Mooney SJ, Magee C, Dang K, Leonard JC, Yang J, Rivara FP, Ebel BE, Rowhani-Rahbar A, Quistberg DA. Am. J. Epidemiol. 2018; 187(9): 2038-2045.

Affiliation

Environmental and Occupational Health, Dornsife School of Public Health, Drexel University, Philadelphia, Pennsylvania.

Copyright

(Copyright © 2018, Oxford University Press)

DOI

10.1093/aje/kwy100

PMID

29767676

Abstract

"Complete Streets" policies require transportation engineers to make provisions for pedestrians, cyclists and transit users. These policies may make bicycling safer for individual cyclists while increasing overall bicycle fatalities if more individuals cycle due to improved infrastructure. We merged county-level records of Complete Streets policies with Fatality Analysis Reporting System counts of cyclist fatalities occurring between January 2000 and December 2015. Because comprehensive county cycling estimates were not available, we used bicycle commute estimates from the American Community Survey and US Census as a proxy for the cycling population, and limited analysis to 183 counties (accounting for over half the US population) for which cycle commute estimates were consistently non-zero.

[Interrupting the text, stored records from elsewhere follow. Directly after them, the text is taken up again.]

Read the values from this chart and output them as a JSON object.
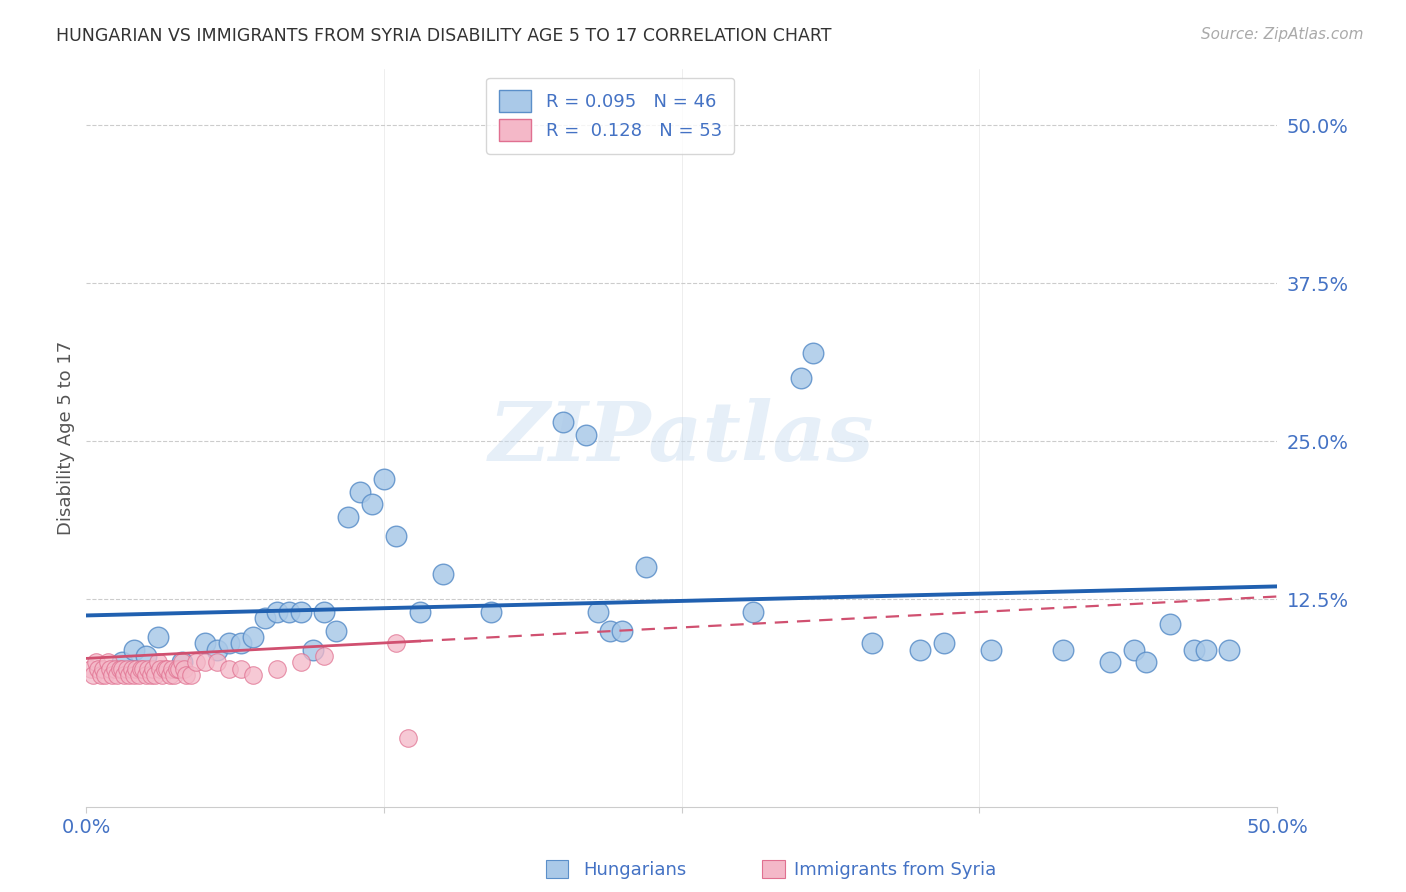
{
  "title": "HUNGARIAN VS IMMIGRANTS FROM SYRIA DISABILITY AGE 5 TO 17 CORRELATION CHART",
  "source": "Source: ZipAtlas.com",
  "ylabel": "Disability Age 5 to 17",
  "ytick_labels": [
    "50.0%",
    "37.5%",
    "25.0%",
    "12.5%"
  ],
  "ytick_values": [
    0.5,
    0.375,
    0.25,
    0.125
  ],
  "xlim": [
    0.0,
    0.5
  ],
  "ylim": [
    -0.04,
    0.545
  ],
  "blue_color": "#aac9e8",
  "blue_edge_color": "#5b8fc9",
  "blue_line_color": "#2060b0",
  "pink_color": "#f4b8c8",
  "pink_edge_color": "#e07090",
  "pink_line_color": "#d05070",
  "watermark": "ZIPatlas",
  "blue_line_x0": 0.0,
  "blue_line_y0": 0.112,
  "blue_line_x1": 0.5,
  "blue_line_y1": 0.135,
  "pink_line_x0": 0.0,
  "pink_line_y0": 0.078,
  "pink_line_x1": 0.5,
  "pink_line_y1": 0.127,
  "blue_scatter_x": [
    0.015,
    0.02,
    0.025,
    0.03,
    0.04,
    0.05,
    0.055,
    0.06,
    0.065,
    0.07,
    0.075,
    0.08,
    0.085,
    0.09,
    0.095,
    0.1,
    0.105,
    0.11,
    0.115,
    0.12,
    0.125,
    0.13,
    0.14,
    0.15,
    0.17,
    0.2,
    0.21,
    0.215,
    0.22,
    0.225,
    0.235,
    0.28,
    0.3,
    0.305,
    0.33,
    0.35,
    0.36,
    0.38,
    0.41,
    0.43,
    0.44,
    0.445,
    0.455,
    0.465,
    0.47,
    0.48
  ],
  "blue_scatter_y": [
    0.075,
    0.085,
    0.08,
    0.095,
    0.075,
    0.09,
    0.085,
    0.09,
    0.09,
    0.095,
    0.11,
    0.115,
    0.115,
    0.115,
    0.085,
    0.115,
    0.1,
    0.19,
    0.21,
    0.2,
    0.22,
    0.175,
    0.115,
    0.145,
    0.115,
    0.265,
    0.255,
    0.115,
    0.1,
    0.1,
    0.15,
    0.115,
    0.3,
    0.32,
    0.09,
    0.085,
    0.09,
    0.085,
    0.085,
    0.075,
    0.085,
    0.075,
    0.105,
    0.085,
    0.085,
    0.085
  ],
  "pink_scatter_x": [
    0.002,
    0.003,
    0.004,
    0.005,
    0.006,
    0.007,
    0.008,
    0.009,
    0.01,
    0.011,
    0.012,
    0.013,
    0.014,
    0.015,
    0.016,
    0.017,
    0.018,
    0.019,
    0.02,
    0.021,
    0.022,
    0.023,
    0.024,
    0.025,
    0.026,
    0.027,
    0.028,
    0.029,
    0.03,
    0.031,
    0.032,
    0.033,
    0.034,
    0.035,
    0.036,
    0.037,
    0.038,
    0.039,
    0.04,
    0.041,
    0.042,
    0.044,
    0.046,
    0.05,
    0.055,
    0.06,
    0.065,
    0.07,
    0.08,
    0.09,
    0.1,
    0.13,
    0.135
  ],
  "pink_scatter_y": [
    0.07,
    0.065,
    0.075,
    0.07,
    0.065,
    0.07,
    0.065,
    0.075,
    0.07,
    0.065,
    0.07,
    0.065,
    0.07,
    0.07,
    0.065,
    0.07,
    0.065,
    0.07,
    0.065,
    0.07,
    0.065,
    0.07,
    0.07,
    0.065,
    0.07,
    0.065,
    0.07,
    0.065,
    0.075,
    0.07,
    0.065,
    0.07,
    0.07,
    0.065,
    0.07,
    0.065,
    0.07,
    0.07,
    0.075,
    0.07,
    0.065,
    0.065,
    0.075,
    0.075,
    0.075,
    0.07,
    0.07,
    0.065,
    0.07,
    0.075,
    0.08,
    0.09,
    0.015
  ],
  "bg_color": "#ffffff",
  "title_color": "#333333",
  "axis_color": "#4472c4",
  "grid_color": "#cccccc"
}
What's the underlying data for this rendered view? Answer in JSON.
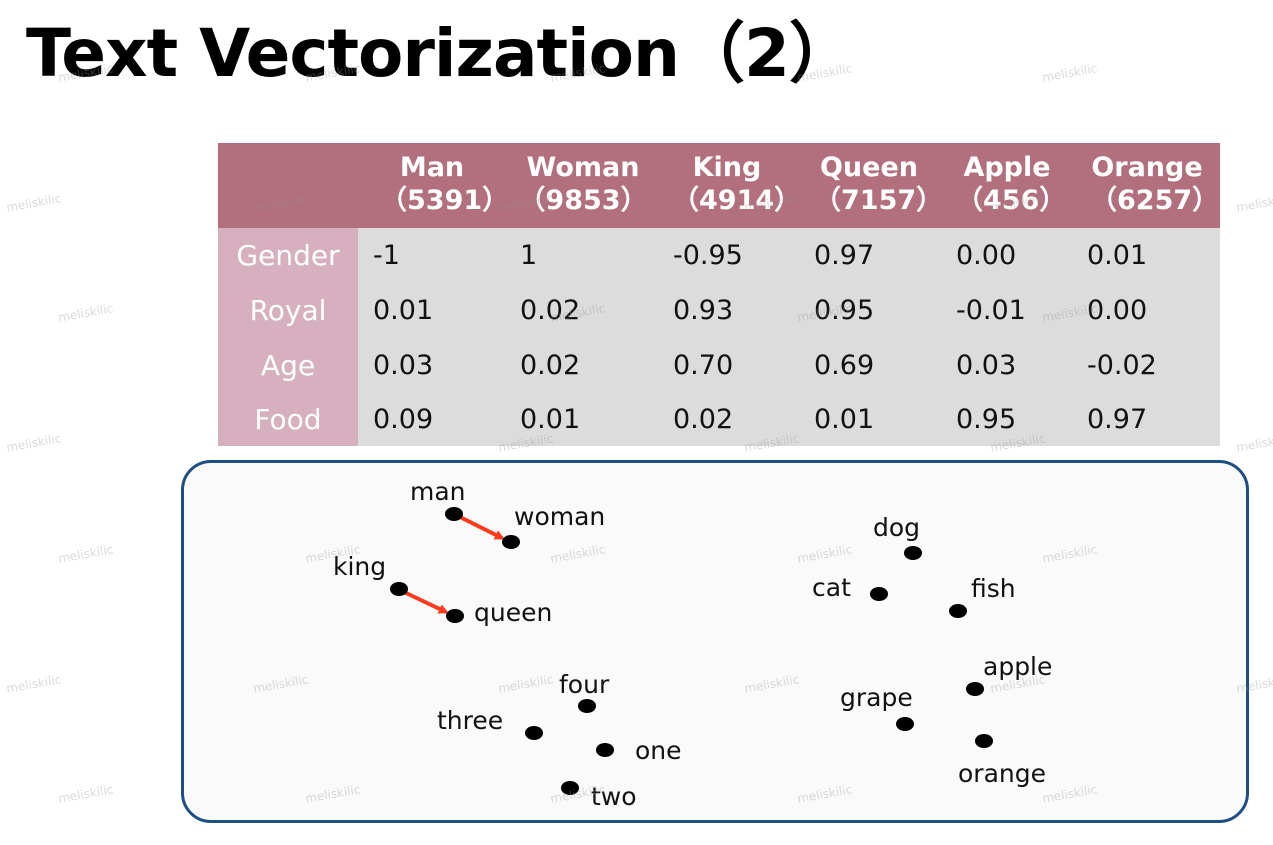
{
  "title": "Text Vectorization（2）",
  "table": {
    "columns": [
      {
        "word": "Man",
        "code": "（5391）"
      },
      {
        "word": "Woman",
        "code": "（9853）"
      },
      {
        "word": "King",
        "code": "（4914）"
      },
      {
        "word": "Queen",
        "code": "（7157）"
      },
      {
        "word": "Apple",
        "code": "（456）"
      },
      {
        "word": "Orange",
        "code": "（6257）"
      }
    ],
    "rows": [
      {
        "label": "Gender",
        "values": [
          "-1",
          "1",
          "-0.95",
          "0.97",
          "0.00",
          "0.01"
        ]
      },
      {
        "label": "Royal",
        "values": [
          "0.01",
          "0.02",
          "0.93",
          "0.95",
          "-0.01",
          "0.00"
        ]
      },
      {
        "label": "Age",
        "values": [
          "0.03",
          "0.02",
          "0.70",
          "0.69",
          "0.03",
          "-0.02"
        ]
      },
      {
        "label": "Food",
        "values": [
          "0.09",
          "0.01",
          "0.02",
          "0.01",
          "0.95",
          "0.97"
        ]
      }
    ]
  },
  "embedding_plot": {
    "words": [
      "man",
      "woman",
      "king",
      "queen",
      "dog",
      "cat",
      "fish",
      "four",
      "three",
      "one",
      "two",
      "apple",
      "grape",
      "orange"
    ],
    "arrows": [
      {
        "from": "man",
        "to": "woman"
      },
      {
        "from": "king",
        "to": "queen"
      }
    ],
    "point_color": "#000000",
    "arrow_color": "#ff3a1a"
  },
  "watermark": "meliskilic",
  "colors": {
    "header_bg": "#b26f7d",
    "row_label_bg": "#d7b0bf",
    "body_bg": "#dcdcdc",
    "panel_border": "#1f4e85"
  }
}
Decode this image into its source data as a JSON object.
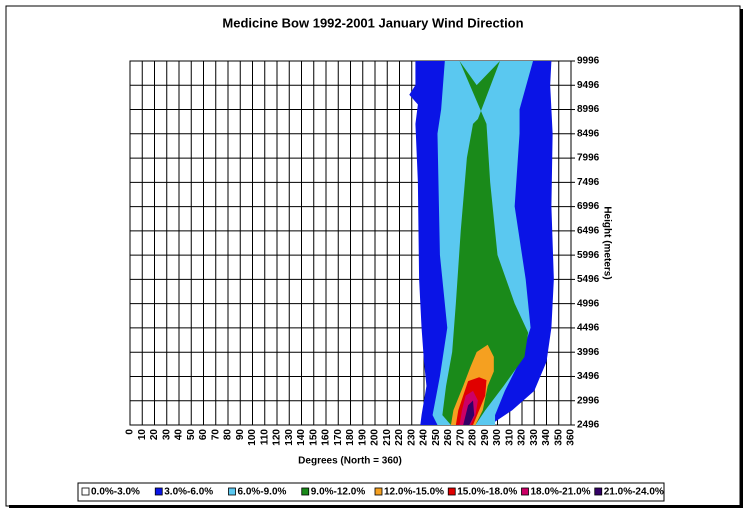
{
  "chart_data": {
    "type": "contour",
    "title": "Medicine Bow 1992-2001 January Wind Direction",
    "x_label": "Degrees (North = 360)",
    "y_label": "Height (meters)",
    "xlim": [
      0,
      360
    ],
    "xticks": [
      0,
      10,
      20,
      30,
      40,
      50,
      60,
      70,
      80,
      90,
      100,
      110,
      120,
      130,
      140,
      150,
      160,
      170,
      180,
      190,
      200,
      210,
      220,
      230,
      240,
      250,
      260,
      270,
      280,
      290,
      300,
      310,
      320,
      330,
      340,
      350,
      360
    ],
    "ylim": [
      2496,
      9996
    ],
    "yticks": [
      2496,
      2996,
      3496,
      3996,
      4496,
      4996,
      5496,
      5996,
      6496,
      6996,
      7496,
      7996,
      8496,
      8996,
      9496,
      9996
    ],
    "grid": true,
    "series": [
      {
        "name": "0.0%-3.0%",
        "color": "#ffffff",
        "x": [],
        "y": []
      },
      {
        "name": "3.0%-6.0%",
        "color": "#0a14e6",
        "x": [
          233,
          233,
          228,
          235,
          233,
          235,
          236,
          238,
          240,
          242,
          238,
          237,
          294,
          312,
          330,
          340,
          344,
          346,
          344,
          345,
          343,
          344
        ],
        "y": [
          9996,
          9500,
          9300,
          9100,
          8700,
          7500,
          5500,
          4500,
          3800,
          3300,
          2700,
          2496,
          2496,
          2800,
          3200,
          3800,
          4500,
          5500,
          7000,
          8500,
          9500,
          9996
        ]
      },
      {
        "name": "6.0%-9.0%",
        "color": "#5ac8f0",
        "x": [
          257,
          254,
          251,
          253,
          259,
          253,
          247,
          251,
          298,
          298,
          306,
          318,
          327,
          323,
          314,
          318,
          318,
          329
        ],
        "y": [
          9996,
          9000,
          8500,
          6000,
          4500,
          3500,
          2700,
          2496,
          2496,
          2700,
          3200,
          3800,
          4500,
          5500,
          7000,
          8500,
          9000,
          9996
        ]
      },
      {
        "name": "9.0%-12.0%",
        "color": "#1a8a1a",
        "x": [
          284,
          280,
          275,
          270,
          266,
          263,
          258,
          255,
          262,
          282,
          290,
          305,
          322,
          325,
          314,
          300,
          294,
          291,
          269,
          283,
          302
        ],
        "y": [
          8800,
          8700,
          8000,
          6500,
          5000,
          4000,
          3300,
          2700,
          2496,
          2496,
          2800,
          3300,
          3900,
          4400,
          5000,
          6000,
          7500,
          8700,
          9996,
          9500,
          9996
        ]
      },
      {
        "name": "12.0%-15.0%",
        "color": "#f5a020",
        "x": [
          283,
          292,
          297,
          297,
          292,
          288,
          282,
          262,
          264,
          272,
          278
        ],
        "y": [
          4000,
          4150,
          3900,
          3600,
          3300,
          2800,
          2496,
          2496,
          2800,
          3300,
          3700
        ]
      },
      {
        "name": "15.0%-18.0%",
        "color": "#e00000",
        "x": [
          276,
          285,
          291,
          290,
          285,
          280,
          266,
          268,
          272
        ],
        "y": [
          3400,
          3480,
          3420,
          3100,
          2800,
          2496,
          2496,
          2800,
          3100
        ]
      },
      {
        "name": "18.0%-21.0%",
        "color": "#cc0066",
        "x": [
          274,
          280,
          284,
          282,
          278,
          269,
          271
        ],
        "y": [
          3100,
          3200,
          3000,
          2700,
          2496,
          2496,
          2800
        ]
      },
      {
        "name": "21.0%-24.0%",
        "color": "#330066",
        "x": [
          276,
          280,
          281,
          277,
          272,
          274
        ],
        "y": [
          2900,
          3000,
          2700,
          2496,
          2496,
          2700
        ]
      }
    ]
  }
}
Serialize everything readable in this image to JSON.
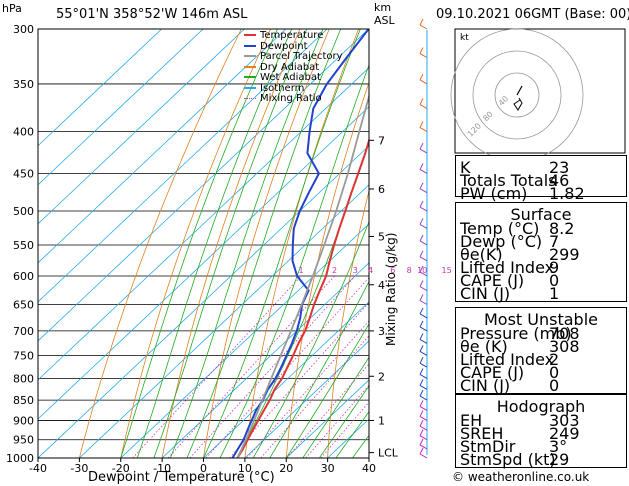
{
  "header": {
    "hpa_label": "hPa",
    "location": "55°01'N  358°52'W  146m  ASL",
    "km_label": "km",
    "asl_label": "ASL",
    "datetime": "09.10.2021  06GMT  (Base: 00)"
  },
  "footer": {
    "xlabel": "Dewpoint / Temperature (°C)",
    "mixing_label": "Mixing Ratio (g/kg)",
    "credit": "© weatheronline.co.uk"
  },
  "legend": [
    {
      "label": "Temperature",
      "color": "#dd3333",
      "style": "solid"
    },
    {
      "label": "Dewpoint",
      "color": "#2244cc",
      "style": "solid"
    },
    {
      "label": "Parcel Trajectory",
      "color": "#999999",
      "style": "solid"
    },
    {
      "label": "Dry Adiabat",
      "color": "#e08020",
      "style": "solid"
    },
    {
      "label": "Wet Adiabat",
      "color": "#22aa22",
      "style": "solid"
    },
    {
      "label": "Isotherm",
      "color": "#22aaee",
      "style": "solid"
    },
    {
      "label": "Mixing Ratio",
      "color": "#cc33aa",
      "style": "dotted"
    }
  ],
  "chart_data": {
    "type": "line",
    "title": "Skew-T log-P diagram",
    "xlabel": "Dewpoint / Temperature (°C)",
    "ylabel": "hPa",
    "xlim": [
      -40,
      40
    ],
    "ylim": [
      1000,
      300
    ],
    "x_ticks": [
      "-40",
      "-30",
      "-20",
      "-10",
      "0",
      "10",
      "20",
      "30",
      "40"
    ],
    "pressure_levels": [
      "300",
      "350",
      "400",
      "450",
      "500",
      "550",
      "600",
      "650",
      "700",
      "750",
      "800",
      "850",
      "900",
      "950",
      "1000"
    ],
    "km_ticks": [
      {
        "label": "7",
        "p": 410
      },
      {
        "label": "6",
        "p": 470
      },
      {
        "label": "5",
        "p": 537
      },
      {
        "label": "4",
        "p": 615
      },
      {
        "label": "3",
        "p": 700
      },
      {
        "label": "2",
        "p": 795
      },
      {
        "label": "1",
        "p": 900
      },
      {
        "label": "LCL",
        "p": 985
      }
    ],
    "mixing_ratio_labels": [
      "1",
      "2",
      "3",
      "4",
      "6",
      "8",
      "10",
      "15",
      "20",
      "25"
    ],
    "mixing_ratio_values": [
      1,
      2,
      3,
      4,
      6,
      8,
      10,
      15,
      20,
      25
    ],
    "series": [
      {
        "name": "Temperature",
        "p": [
          1000,
          975,
          950,
          925,
          900,
          875,
          850,
          825,
          800,
          775,
          750,
          725,
          700,
          675,
          650,
          625,
          600,
          575,
          550,
          525,
          500,
          475,
          450,
          425,
          400,
          375,
          350,
          325,
          300
        ],
        "values": [
          8.2,
          7.2,
          6.0,
          4.8,
          3.6,
          2.4,
          1.2,
          -0.4,
          -1.4,
          -3.0,
          -4.6,
          -6.4,
          -8.0,
          -10.2,
          -12.6,
          -14.8,
          -17.0,
          -20.0,
          -23.0,
          -26.0,
          -29.0,
          -32.2,
          -35.5,
          -39.0,
          -43.0,
          -45.5,
          -47.0,
          -50.5,
          -55.0
        ]
      },
      {
        "name": "Dewpoint",
        "p": [
          1000,
          975,
          950,
          925,
          900,
          875,
          850,
          825,
          800,
          775,
          750,
          725,
          700,
          675,
          650,
          625,
          600,
          575,
          550,
          525,
          500,
          475,
          450,
          425,
          400,
          375,
          350,
          325,
          300
        ],
        "values": [
          7.0,
          6.0,
          5.0,
          3.5,
          2.0,
          0.5,
          -0.5,
          -2.0,
          -3.0,
          -4.5,
          -6.2,
          -8.0,
          -10.0,
          -12.5,
          -15.5,
          -17.5,
          -24.0,
          -29.0,
          -33.0,
          -37.0,
          -40.0,
          -42.5,
          -45.0,
          -53.0,
          -58.0,
          -63.0,
          -66.0,
          -68.0,
          -70.0
        ]
      },
      {
        "name": "Parcel Trajectory",
        "p": [
          1000,
          950,
          900,
          850,
          800,
          750,
          700,
          650,
          600,
          550,
          500,
          450,
          400,
          350,
          300
        ],
        "values": [
          8.2,
          5.6,
          2.6,
          -0.6,
          -4.0,
          -7.6,
          -11.4,
          -15.6,
          -20.2,
          -25.4,
          -31.2,
          -38.0,
          -46.0,
          -55.0,
          -65.0
        ]
      }
    ],
    "hodograph": {
      "label": "kt",
      "ring_labels": [
        "40",
        "80",
        "120"
      ]
    }
  },
  "indices": [
    {
      "label": "K",
      "value": "23"
    },
    {
      "label": "Totals Totals",
      "value": "46"
    },
    {
      "label": "PW (cm)",
      "value": "1.82"
    }
  ],
  "surface": {
    "title": "Surface",
    "rows": [
      {
        "label": "Temp (°C)",
        "value": "8.2"
      },
      {
        "label": "Dewp (°C)",
        "value": "7"
      },
      {
        "label": "θe(K)",
        "value": "299"
      },
      {
        "label": "Lifted Index",
        "value": "9"
      },
      {
        "label": "CAPE (J)",
        "value": "0"
      },
      {
        "label": "CIN (J)",
        "value": "1"
      }
    ]
  },
  "most_unstable": {
    "title": "Most Unstable",
    "rows": [
      {
        "label": "Pressure (mb)",
        "value": "708"
      },
      {
        "label": "θe (K)",
        "value": "308"
      },
      {
        "label": "Lifted Index",
        "value": "2"
      },
      {
        "label": "CAPE (J)",
        "value": "0"
      },
      {
        "label": "CIN (J)",
        "value": "0"
      }
    ]
  },
  "hodograph_table": {
    "title": "Hodograph",
    "rows": [
      {
        "label": "EH",
        "value": "303"
      },
      {
        "label": "SREH",
        "value": "249"
      },
      {
        "label": "StmDir",
        "value": "3°"
      },
      {
        "label": "StmSpd (kt)",
        "value": "29"
      }
    ]
  }
}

We used G-computation to estimate the effect of policies on overall cyclist fatalities while also accounting for potential policy effects on the size of the cycling population. Over 16 years, 5,254 cyclists died in these counties, representing 34 fatalities per 100,000 cyclist-years. We estimated that Complete Streets policies made cycling safer, averting 0.6 fatalities per 100,000 cyclist-years (95% CI: 0.3, 1.0) by encouraging a 2.4% increase in cycling and a 0.7% increase in cyclist fatalities. G-computation is a useful tool for understanding policy impact on risk and exposure.